Je ne parlerai que du français. Il n’est que trop évident qu’il a changé depuis trente ans. Tel qu’il fut enseigné à tous ceux de ma génération, tel qu’il est enseigné aujourd’hui, ce n’est plus la même matière. Ce ne sont plus, pour commencer, les mêmes manuels. L’époque du Lagarde et Michard n’est plus (sauf dans les prépas littéraires) : combien d’entre nous, pourtant, ont appris à aimer la littérature française à travers ce manuel ?
Combien aujourd’hui diront encore qu’ils ont découvert la littérature dans les manuels les plus récents ? Le français, c’était alors le plaisir de rencontres, rencontres avec des auteurs, des intelligences que l’on suivait d’extraits en extraits. On ne se proposait pas alors d’autre but. Conversations avec de grands esprits, des honnêtes hommes, comme l’aurait dit Descartes.

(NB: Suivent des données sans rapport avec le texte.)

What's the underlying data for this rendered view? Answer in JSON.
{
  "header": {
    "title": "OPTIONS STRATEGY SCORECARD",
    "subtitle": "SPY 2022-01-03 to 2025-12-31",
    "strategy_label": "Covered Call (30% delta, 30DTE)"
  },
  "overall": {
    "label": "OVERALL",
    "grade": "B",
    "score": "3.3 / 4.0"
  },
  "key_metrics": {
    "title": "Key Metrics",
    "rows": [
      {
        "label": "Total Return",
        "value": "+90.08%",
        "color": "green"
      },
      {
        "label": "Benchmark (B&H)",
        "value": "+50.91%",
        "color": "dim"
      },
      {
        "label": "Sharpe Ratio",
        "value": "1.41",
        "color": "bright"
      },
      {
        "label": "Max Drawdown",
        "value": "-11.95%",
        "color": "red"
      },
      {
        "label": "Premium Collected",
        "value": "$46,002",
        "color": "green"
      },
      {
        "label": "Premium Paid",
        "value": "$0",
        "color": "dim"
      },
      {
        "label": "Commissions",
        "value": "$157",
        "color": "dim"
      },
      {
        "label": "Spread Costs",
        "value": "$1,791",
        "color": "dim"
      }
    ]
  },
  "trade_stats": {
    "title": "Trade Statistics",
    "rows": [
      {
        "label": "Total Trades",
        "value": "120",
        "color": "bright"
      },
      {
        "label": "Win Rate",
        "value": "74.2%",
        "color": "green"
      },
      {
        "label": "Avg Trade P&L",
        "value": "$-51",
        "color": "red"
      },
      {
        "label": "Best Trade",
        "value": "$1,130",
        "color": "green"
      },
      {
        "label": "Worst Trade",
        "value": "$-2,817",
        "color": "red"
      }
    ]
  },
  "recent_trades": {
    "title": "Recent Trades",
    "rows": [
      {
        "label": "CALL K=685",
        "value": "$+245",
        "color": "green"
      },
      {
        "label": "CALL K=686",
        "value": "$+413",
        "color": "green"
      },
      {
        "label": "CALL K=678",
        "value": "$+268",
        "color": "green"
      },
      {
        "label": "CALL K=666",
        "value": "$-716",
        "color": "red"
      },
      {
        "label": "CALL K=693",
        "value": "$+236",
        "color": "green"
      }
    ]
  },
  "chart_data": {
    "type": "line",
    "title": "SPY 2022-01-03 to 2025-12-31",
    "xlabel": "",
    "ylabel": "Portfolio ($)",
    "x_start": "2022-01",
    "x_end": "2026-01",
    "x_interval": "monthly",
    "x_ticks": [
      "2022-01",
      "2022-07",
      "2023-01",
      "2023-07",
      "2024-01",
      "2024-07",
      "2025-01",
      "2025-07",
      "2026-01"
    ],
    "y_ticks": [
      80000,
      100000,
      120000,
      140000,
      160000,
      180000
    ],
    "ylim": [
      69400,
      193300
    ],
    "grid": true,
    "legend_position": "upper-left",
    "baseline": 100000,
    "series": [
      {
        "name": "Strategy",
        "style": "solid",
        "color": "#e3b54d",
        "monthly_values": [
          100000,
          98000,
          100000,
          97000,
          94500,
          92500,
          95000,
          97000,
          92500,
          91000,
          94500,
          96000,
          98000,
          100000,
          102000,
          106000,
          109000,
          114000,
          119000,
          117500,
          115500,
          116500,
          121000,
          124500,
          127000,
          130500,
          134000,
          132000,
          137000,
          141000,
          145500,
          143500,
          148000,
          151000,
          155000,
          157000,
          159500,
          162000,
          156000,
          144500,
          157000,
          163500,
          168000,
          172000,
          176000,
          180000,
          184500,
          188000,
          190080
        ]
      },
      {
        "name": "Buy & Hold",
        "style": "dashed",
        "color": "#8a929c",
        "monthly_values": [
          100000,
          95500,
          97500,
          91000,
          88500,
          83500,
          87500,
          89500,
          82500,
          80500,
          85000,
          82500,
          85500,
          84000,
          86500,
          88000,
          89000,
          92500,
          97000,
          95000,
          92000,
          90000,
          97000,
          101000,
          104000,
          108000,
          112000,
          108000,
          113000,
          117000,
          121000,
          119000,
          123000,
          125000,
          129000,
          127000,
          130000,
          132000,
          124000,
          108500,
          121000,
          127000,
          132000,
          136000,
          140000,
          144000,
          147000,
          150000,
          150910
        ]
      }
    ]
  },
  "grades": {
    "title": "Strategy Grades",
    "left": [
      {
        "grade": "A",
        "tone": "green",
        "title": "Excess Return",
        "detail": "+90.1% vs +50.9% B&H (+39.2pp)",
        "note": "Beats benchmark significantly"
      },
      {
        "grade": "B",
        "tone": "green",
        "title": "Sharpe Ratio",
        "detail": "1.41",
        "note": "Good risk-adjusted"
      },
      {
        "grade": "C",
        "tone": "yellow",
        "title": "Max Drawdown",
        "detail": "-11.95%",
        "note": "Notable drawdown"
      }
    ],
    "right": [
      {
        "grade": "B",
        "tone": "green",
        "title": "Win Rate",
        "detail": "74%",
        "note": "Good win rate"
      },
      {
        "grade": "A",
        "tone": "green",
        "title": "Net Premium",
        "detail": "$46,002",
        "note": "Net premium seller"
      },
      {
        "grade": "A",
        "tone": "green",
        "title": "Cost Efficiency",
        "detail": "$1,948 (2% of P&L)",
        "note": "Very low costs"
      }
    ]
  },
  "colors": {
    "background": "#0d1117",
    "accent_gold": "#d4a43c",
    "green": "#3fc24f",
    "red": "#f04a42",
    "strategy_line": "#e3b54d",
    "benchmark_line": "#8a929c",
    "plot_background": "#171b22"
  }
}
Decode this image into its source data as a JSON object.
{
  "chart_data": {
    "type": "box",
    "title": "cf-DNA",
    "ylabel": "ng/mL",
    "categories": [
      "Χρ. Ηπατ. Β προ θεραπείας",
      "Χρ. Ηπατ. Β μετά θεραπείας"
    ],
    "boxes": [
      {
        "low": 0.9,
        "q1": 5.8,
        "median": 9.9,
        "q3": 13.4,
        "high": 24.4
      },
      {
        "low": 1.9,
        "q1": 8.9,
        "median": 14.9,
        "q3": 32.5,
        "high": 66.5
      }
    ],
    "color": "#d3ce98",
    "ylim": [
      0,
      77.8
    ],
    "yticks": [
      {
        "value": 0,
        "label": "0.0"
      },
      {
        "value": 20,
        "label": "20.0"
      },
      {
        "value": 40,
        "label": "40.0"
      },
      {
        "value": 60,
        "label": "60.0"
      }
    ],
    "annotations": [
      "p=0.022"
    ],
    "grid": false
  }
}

Un programme n’était qu’une liste d’auteurs, ambition somme toute modeste, simple parcours chronologique de la littérature, avec des arrêts au pied de ses grands monuments. Aujourd’hui, l’intelligence des auteurs a laissé la première place à l’intelligence des programmes eux-mêmes, à leur ingéniosité, leurs finalités, leur sophistication, leur totalité.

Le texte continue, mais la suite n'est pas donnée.